Maria Lobauto correu em seu auxílio.

– O que houve, meu filhinho?

Ele tremia de medo.

– Eu estava na casa do Múmia. Nós brincávamos tranquilos no sarcófago, na sala. A senhora sabe, aquele jogo, Cemitério Imobiliário.

– Sim, você deu de presente ao seu amigo no aniversário dele.

– Isso, esse mesmo. Nós jogávamos e a irmã mais velha dele, a Egípcia, assistia a um filme de terror na televisão. Eu sei que ainda não tenho idade, mas era interessante.

– Sei, já estou entendendo. E aí? – Dona Lobauto coçou o focinho, demonstrando braveza.
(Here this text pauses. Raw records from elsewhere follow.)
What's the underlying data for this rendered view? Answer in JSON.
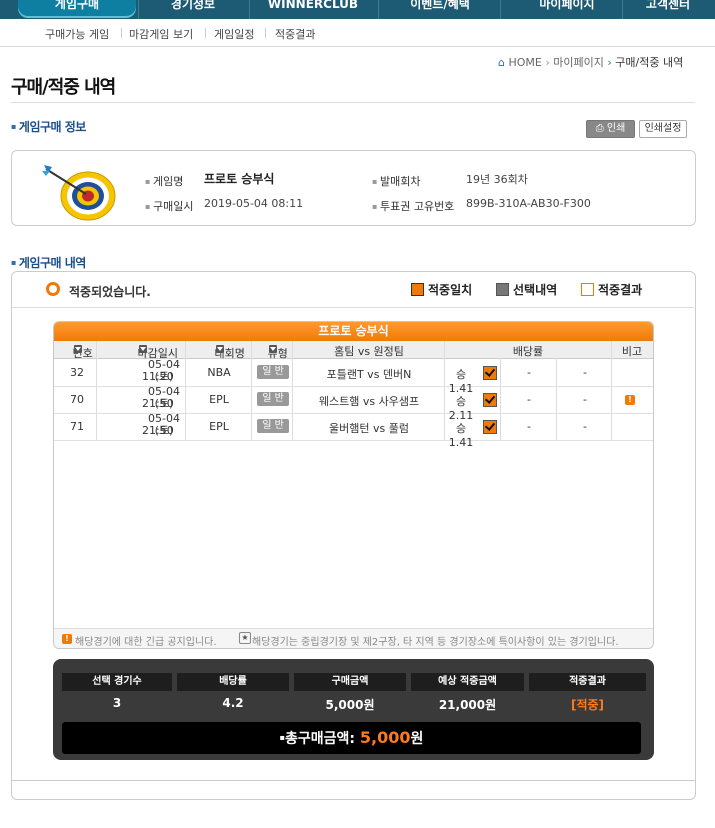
{
  "topnav": {
    "tabs": [
      {
        "label": "게임구매",
        "active": true
      },
      {
        "label": "경기정보"
      },
      {
        "label": "WINNERCLUB"
      },
      {
        "label": "이벤트/혜택"
      },
      {
        "label": "마이페이지"
      },
      {
        "label": "고객센터"
      }
    ]
  },
  "subnav": {
    "items": [
      "구매가능 게임",
      "마감게임 보기",
      "게임일정",
      "적중결과"
    ]
  },
  "breadcrumb": {
    "home": "HOME",
    "mypage": "마이페이지",
    "current": "구매/적중 내역"
  },
  "page_title": "구매/적중 내역",
  "purchase_info": {
    "section_title": "게임구매 정보",
    "print_label": "인쇄",
    "print_settings_label": "인쇄설정",
    "game_name_label": "게임명",
    "game_name": "프로토 승부식",
    "purchase_date_label": "구매일시",
    "purchase_date": "2019-05-04 08:11",
    "round_label": "발매회차",
    "round": "19년 36회차",
    "ticket_id_label": "투표권 고유번호",
    "ticket_id": "899B-310A-AB30-F300"
  },
  "purchase_history": {
    "section_title": "게임구매 내역",
    "status": "적중되었습니다.",
    "legend": [
      "적중일치",
      "선택내역",
      "적중결과"
    ],
    "table_title": "프로토 승부식",
    "columns": [
      "번호",
      "마감일시",
      "대회명",
      "유형",
      "홈팀 vs 원정팀",
      "배당률",
      "비고"
    ],
    "rows": [
      {
        "no": "32",
        "date": "05-04 (토)",
        "time": "11:20",
        "league": "NBA",
        "type": "일 반",
        "match": "포틀랜T vs 덴버N",
        "odds_win": "승1.41",
        "odds_draw": "-",
        "odds_lose": "-",
        "note": ""
      },
      {
        "no": "70",
        "date": "05-04 (토)",
        "time": "21:50",
        "league": "EPL",
        "type": "일 반",
        "match": "웨스트햄 vs 사우샘프",
        "odds_win": "승2.11",
        "odds_draw": "-",
        "odds_lose": "-",
        "note": "!"
      },
      {
        "no": "71",
        "date": "05-04 (토)",
        "time": "21:50",
        "league": "EPL",
        "type": "일 반",
        "match": "울버햄턴 vs 풀럼",
        "odds_win": "승1.41",
        "odds_draw": "-",
        "odds_lose": "-",
        "note": ""
      }
    ],
    "notice_1": "해당경기에 대한 긴급 공지입니다.",
    "notice_2": "해당경기는 중립경기장 및 제2구장, 타 지역 등 경기장소에 특이사항이 있는 경기입니다."
  },
  "summary": {
    "headers": [
      "선택 경기수",
      "배당률",
      "구매금액",
      "예상 적중금액",
      "적중결과"
    ],
    "values": [
      "3",
      "4.2",
      "5,000원",
      "21,000원",
      "[적중]"
    ],
    "total_label": "총구매금액:",
    "total_amount": "5,000",
    "total_unit": "원"
  },
  "colors": {
    "accent": "#f07a08",
    "nav": "#1d5a73",
    "section": "#1a4f8a"
  }
}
– Aí mãe, é que o assistimos até o final. E depois tive que vir para casa, sozinho.

– Mas você já tem nove anos, meu bisomenzinho. Não deveria mais ter medo de andar só.

Ele aconchegou-se a ela, como se lhe fosse revelar um segredo que mudaria o mundo.

– A senhora não vai acreditar, mas, quando dobrei o quarteirão, dei de cara com o fantasma de um papagaio.

– Já lhe disse que fantasmas não existem.

– Existem sim – ele grudou-lhe as garras, quase lhe rasgando o vestido. – Eu estava na frente do sanatório.

– Onde?

Sanatório era o novo local de festas para crianças.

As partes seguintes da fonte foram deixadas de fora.